THE HEAVENS FOR MY ROOF, THE EARTH FOR MY BED
By Dr. Lorin Swinehart
There were six Boy Scouts in the tent: Dan, Gerald, Ralph, Jim Tipton, the future poet and “Man Who Fell in Love with Everything,” and myself. Later in the week, another boy named Jim arrived, an irascible character that always seemed to get into fights wherever he went. We were twelve years old, and we were at Camp Avery Hand in the rolling hills of Ohio for one week.
In many ways, it was a great week, a great adventure. There was a pet fox squirrel that lived in a tree at the bottom of the hill where our tent was pitched, who would visit us every day expecting handouts. There was the time ants got into the delicious cake my mother had brought us on parents’ night. We gobbled down the cake anyway, ants and all. One dark night, the tail end of a hurricane that had come rampaging up the Atlantic coast struck our region with such a maelstrom of wind, rain, thunder and lightening that we expected our tent to collapse at any moment.
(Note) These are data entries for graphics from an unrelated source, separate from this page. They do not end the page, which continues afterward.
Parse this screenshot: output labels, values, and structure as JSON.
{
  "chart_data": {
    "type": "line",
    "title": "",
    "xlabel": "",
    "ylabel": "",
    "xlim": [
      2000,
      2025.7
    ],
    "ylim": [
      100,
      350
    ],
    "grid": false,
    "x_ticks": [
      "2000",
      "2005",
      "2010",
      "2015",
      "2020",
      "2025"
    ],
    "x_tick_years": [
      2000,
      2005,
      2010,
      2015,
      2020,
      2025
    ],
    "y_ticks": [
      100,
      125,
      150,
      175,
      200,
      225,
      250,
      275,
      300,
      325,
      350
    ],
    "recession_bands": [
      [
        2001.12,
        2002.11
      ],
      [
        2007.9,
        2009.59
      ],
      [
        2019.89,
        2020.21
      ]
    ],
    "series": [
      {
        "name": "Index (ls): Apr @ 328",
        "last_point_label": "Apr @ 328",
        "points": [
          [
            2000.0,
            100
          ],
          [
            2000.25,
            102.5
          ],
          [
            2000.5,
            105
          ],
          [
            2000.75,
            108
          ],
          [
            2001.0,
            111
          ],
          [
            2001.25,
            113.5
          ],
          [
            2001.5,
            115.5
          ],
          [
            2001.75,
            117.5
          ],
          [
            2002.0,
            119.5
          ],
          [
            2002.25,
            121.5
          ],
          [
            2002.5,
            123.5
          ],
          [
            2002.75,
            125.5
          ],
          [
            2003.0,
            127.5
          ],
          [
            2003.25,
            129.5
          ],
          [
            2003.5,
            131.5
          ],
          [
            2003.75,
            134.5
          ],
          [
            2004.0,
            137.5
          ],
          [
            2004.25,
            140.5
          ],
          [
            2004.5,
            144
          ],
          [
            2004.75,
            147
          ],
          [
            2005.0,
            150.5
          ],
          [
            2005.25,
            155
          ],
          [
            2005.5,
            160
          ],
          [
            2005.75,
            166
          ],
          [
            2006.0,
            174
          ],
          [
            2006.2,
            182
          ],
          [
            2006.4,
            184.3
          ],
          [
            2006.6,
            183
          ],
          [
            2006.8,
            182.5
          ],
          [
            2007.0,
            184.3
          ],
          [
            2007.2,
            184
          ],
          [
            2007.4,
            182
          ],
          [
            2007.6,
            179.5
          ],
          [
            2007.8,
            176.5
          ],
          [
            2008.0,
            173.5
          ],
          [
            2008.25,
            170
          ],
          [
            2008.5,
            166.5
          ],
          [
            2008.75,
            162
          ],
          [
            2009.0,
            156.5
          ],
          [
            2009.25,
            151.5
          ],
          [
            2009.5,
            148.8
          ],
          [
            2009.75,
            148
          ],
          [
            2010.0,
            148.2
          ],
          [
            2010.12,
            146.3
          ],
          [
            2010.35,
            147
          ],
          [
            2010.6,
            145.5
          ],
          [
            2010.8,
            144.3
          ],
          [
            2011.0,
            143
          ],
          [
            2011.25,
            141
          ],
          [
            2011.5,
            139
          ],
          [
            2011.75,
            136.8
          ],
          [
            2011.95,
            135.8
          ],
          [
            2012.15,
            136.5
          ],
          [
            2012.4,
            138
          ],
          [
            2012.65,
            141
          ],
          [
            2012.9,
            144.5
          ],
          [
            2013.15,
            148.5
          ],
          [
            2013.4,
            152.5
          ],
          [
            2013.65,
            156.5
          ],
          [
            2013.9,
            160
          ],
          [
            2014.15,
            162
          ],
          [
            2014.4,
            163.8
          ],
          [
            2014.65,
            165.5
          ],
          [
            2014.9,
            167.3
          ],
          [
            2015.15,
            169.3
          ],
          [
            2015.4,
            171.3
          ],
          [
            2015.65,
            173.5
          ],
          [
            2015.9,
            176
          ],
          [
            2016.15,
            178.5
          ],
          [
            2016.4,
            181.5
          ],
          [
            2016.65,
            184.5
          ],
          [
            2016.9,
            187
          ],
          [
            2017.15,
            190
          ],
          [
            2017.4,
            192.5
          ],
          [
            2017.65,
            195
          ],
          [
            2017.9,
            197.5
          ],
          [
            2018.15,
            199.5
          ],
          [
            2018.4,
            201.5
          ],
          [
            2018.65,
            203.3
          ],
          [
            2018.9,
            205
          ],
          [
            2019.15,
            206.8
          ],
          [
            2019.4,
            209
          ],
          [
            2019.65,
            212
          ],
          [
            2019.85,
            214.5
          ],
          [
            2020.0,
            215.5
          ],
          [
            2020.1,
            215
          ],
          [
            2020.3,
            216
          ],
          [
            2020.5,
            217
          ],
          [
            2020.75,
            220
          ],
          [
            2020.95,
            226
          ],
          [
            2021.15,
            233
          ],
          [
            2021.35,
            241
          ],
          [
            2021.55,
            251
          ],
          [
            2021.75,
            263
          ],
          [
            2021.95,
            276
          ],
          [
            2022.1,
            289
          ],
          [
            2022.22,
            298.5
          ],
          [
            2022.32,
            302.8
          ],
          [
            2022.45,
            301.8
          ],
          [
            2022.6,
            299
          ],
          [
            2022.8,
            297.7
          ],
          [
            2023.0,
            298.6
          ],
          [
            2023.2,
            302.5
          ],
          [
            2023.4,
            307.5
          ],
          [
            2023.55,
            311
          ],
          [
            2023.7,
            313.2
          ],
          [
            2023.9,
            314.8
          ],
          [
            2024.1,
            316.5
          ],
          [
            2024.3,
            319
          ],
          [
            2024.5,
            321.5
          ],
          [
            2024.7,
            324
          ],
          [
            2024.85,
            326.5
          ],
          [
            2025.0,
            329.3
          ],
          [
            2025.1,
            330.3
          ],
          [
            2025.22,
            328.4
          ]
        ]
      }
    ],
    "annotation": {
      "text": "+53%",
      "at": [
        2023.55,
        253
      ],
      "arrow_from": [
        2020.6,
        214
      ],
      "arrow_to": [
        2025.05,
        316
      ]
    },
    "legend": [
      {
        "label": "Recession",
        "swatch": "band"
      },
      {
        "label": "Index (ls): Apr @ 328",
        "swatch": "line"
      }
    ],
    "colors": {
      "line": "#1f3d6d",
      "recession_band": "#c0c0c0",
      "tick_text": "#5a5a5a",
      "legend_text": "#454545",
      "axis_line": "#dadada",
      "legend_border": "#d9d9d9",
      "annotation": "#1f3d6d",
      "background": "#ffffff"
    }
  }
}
For most of us, growing up in our tiny Midwestern town where everyone looked, acted and thought alike, it was our first opportunity to get to know a black man. His name was Willie, and he was a soldier in the army reserves, as well as the scoutmaster of a troop in nearby Mansfield, Ohio. We were at first intrigued by Willie. In a short time, we came to admire him. He was a great teacher and scout leader.
We learned many wilderness and survival techniques that week, many of them from Willie, things like orienteering, which wild plants were edible and which poisonous, how to build a fire from wet wood with a single blue-headed “farmer’s match”, basic first-aid. Toward the end, we were shown how to make ground beds from pine boughs, a simple enough chore. Large limbs cut from dead trees were used for the frame, which was then filled with pine boughs. Shallow depressions were dug into the ground to correspond to the sleeper’s hip and shoulder, should he decide to sleep on his side.
Jim and I were quite proud of our ground beds and resolved to sleep out under the stars that night. I was to go on a family vacation to Lake Erie the following week. I was assured by the rest of our peers that sleeping outside in the night air would cause the two of us to get sick, that I would ruin my vacation. I remember one boy looking at me with deep concern and telling me that I was being a fool. I was astonished then, as I am today, with the number of people who have never heard of the germ theory of disease, that in the 1600’s the father of microscopy Anton van Leeuwenhoek, peering through his primitive lens, observed creatures he called “little beasties” swarming about in a drop of water, that Robert Koch and Louis Pasteur learned some of the little beasties can make people sick, that the use of antiseptics, immunization and pasteurization will render them harmless.
Recalcitrant to the end, we spent the night beneath the canopy of stars that dotted the vastness of the crystalline heavens. I remember that I slept well. The Big Dipper and Little Dipper wheeled overhead, as Cassiopeia gazed vainly into her mirror and sex-crazed Orion pursued the hapless Pleiedes across the spangled void. I did not get sick.
On the final night of camp–a dark rainy night—all of us were led out into the woods, where a series of ten campfires had been kindled. Each of us was instructed to gather ten small stones. We were told to be completely honest with ourselves, to walk alone through the blackened woods, past each campfire, which stood for the ten points of the Boy Scout Law. If we felt in our heart of hearts that we had lived up to a given point of the Law, we were to cast one of our stones into the fire. We were to be completely alone, with our consciences and with our Creator.
At the end, we were all told to stand in a long line with our backs to the towering hardwoods behind us and cast all of our leftover stones off into the treetops. There was quite a clatter of stones hitting the treetops. I no longer remember what offenses against God or the Scout Law I believed myself to have been guilty of at the time, but I do know that I tossed a fistful of stones off into the darkness.
What I remember most about that week at Boy Scout camp was the first night in my young life when I had nothing but the star-studded heavens for my roof and the earth itself for my bed. There have been many times since.